Ce que l'on sait déjà des autres nouveautés Roborock présentées à Berlin
Le Saros Rover n'était pas seul sur le stand berlinois. Roborock en a profité pour lancer deux nouveaux modèles plus classiques, les Saros 20 Flow Complete et Saros 20 Neo, deux robots haut de gamme qui misent sur une puissance d'aspiration allant jusqu'à 36 000 Pa. Des chiffres qui montrent que la marque continue de faire progresser ses gammes traditionnelles en parallèle de ses expérimentations les plus audacieuses.
- Le Saros Rover combine jambes articulées et roues, une architecture inédite sur ce marché.
- Il peut, selon Roborock, monter et descendre les escaliers en nettoyant chaque marche.
- Aucun prix ni date de sortie n'ont été communiqués pour l'instant, une commercialisation fin 2026 ou en 2027 étant évoquée par certains observateurs.
- Les Saros 20 Flow Complete et Saros 20 Neo, plus classiques, accompagnent ce lancement avec une puissance d'aspiration revue à la hausse.
Faut-il vraiment un robot qui grimpe les escaliers ?
La question mérite d'être posée franchement. Dans la plupart des foyers, la surface occupée par les escaliers reste limitée, et leur nettoyage manuel ne prend souvent que quelques minutes. Face à cela, la complexité mécanique d'un système de jambes articulées, son coût de fabrication probablement élevé, et les questions de fiabilité sur la durée posent une interrogation légitime : le jeu en vaut-il la chandelle pour l'utilisateur final ?
La réponse dépendra beaucoup du prix final et de la fiabilité du système une fois commercialisé à grande échelle.
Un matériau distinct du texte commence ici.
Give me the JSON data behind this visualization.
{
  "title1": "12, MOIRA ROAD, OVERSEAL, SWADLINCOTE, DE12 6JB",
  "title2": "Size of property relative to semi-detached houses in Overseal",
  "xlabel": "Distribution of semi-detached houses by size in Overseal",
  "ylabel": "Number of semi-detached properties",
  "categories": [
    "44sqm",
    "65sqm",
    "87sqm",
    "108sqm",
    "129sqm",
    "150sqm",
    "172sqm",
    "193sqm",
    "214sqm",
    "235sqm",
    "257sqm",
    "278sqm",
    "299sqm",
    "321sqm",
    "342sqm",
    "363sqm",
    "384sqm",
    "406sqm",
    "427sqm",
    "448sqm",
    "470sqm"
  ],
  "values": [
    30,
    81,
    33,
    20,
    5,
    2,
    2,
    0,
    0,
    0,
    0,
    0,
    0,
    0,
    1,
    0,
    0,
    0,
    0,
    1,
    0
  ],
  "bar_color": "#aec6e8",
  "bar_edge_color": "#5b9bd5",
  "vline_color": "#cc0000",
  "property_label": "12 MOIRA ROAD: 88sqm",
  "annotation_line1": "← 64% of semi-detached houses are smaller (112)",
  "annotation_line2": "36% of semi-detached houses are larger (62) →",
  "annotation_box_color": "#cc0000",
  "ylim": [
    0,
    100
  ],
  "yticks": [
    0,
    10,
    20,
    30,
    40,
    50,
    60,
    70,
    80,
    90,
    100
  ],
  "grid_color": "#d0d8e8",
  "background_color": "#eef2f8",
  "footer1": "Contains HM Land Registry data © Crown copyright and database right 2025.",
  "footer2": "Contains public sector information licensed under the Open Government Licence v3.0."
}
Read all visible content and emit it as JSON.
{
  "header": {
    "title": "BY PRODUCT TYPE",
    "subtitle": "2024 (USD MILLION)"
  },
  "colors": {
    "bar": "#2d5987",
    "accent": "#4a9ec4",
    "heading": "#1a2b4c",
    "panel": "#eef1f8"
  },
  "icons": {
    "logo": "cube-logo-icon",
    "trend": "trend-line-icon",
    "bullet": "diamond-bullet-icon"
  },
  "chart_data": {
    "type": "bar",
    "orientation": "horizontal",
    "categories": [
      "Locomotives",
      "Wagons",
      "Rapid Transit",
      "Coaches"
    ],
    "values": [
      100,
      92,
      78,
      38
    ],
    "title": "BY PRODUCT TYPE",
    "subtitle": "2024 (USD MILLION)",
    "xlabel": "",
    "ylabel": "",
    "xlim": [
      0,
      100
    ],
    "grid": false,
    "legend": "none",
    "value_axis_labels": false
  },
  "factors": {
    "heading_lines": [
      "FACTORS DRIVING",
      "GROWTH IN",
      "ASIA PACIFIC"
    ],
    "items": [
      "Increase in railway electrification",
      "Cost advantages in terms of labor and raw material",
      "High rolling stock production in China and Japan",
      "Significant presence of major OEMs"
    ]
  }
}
Un robot capable de gérer seul plusieurs étages représente un vrai argument de confort pour les familles vivant dans de grandes maisons, surtout si l'appareil parvient aussi à retrouver seul sa station de charge après avoir changé de niveau. Mais pour une majorité de foyers en appartement ou en maison de plain-pied, l'intérêt restera plus symbolique que pratique, du moins dans un premier temps.
Ce qu'il faut retenir avant l'arrivée du Saros Rover
Le Saros Rover reste, à ce stade, un démonstrateur technologique plus qu'un produit prêt à s'installer chez vous. Mais la direction qu'il indique est claire : les fabricants de robots aspirateurs ont épuisé les arguments classiques (puissance, autonomie, cartographie) et cherchent désormais leur prochaine frontière du côté de la mobilité pure. Franchir un escalier, longtemps considéré comme une limite physique indépassable pour ces machines, devient un terrain de jeu pour l'innovation.
Reste à savoir si Roborock parviendra à transformer cette démonstration impressionnante en produit fiable, abordable et vendu en volume. En attendant, la marque a au moins réussi son pari du jour : faire parler d'elle à l'IFA 2026, et rappeler à ses concurrents, Ecovacs en tête, qu'elle compte bien rester à la pointe sur ce marché de plus en plus disputé.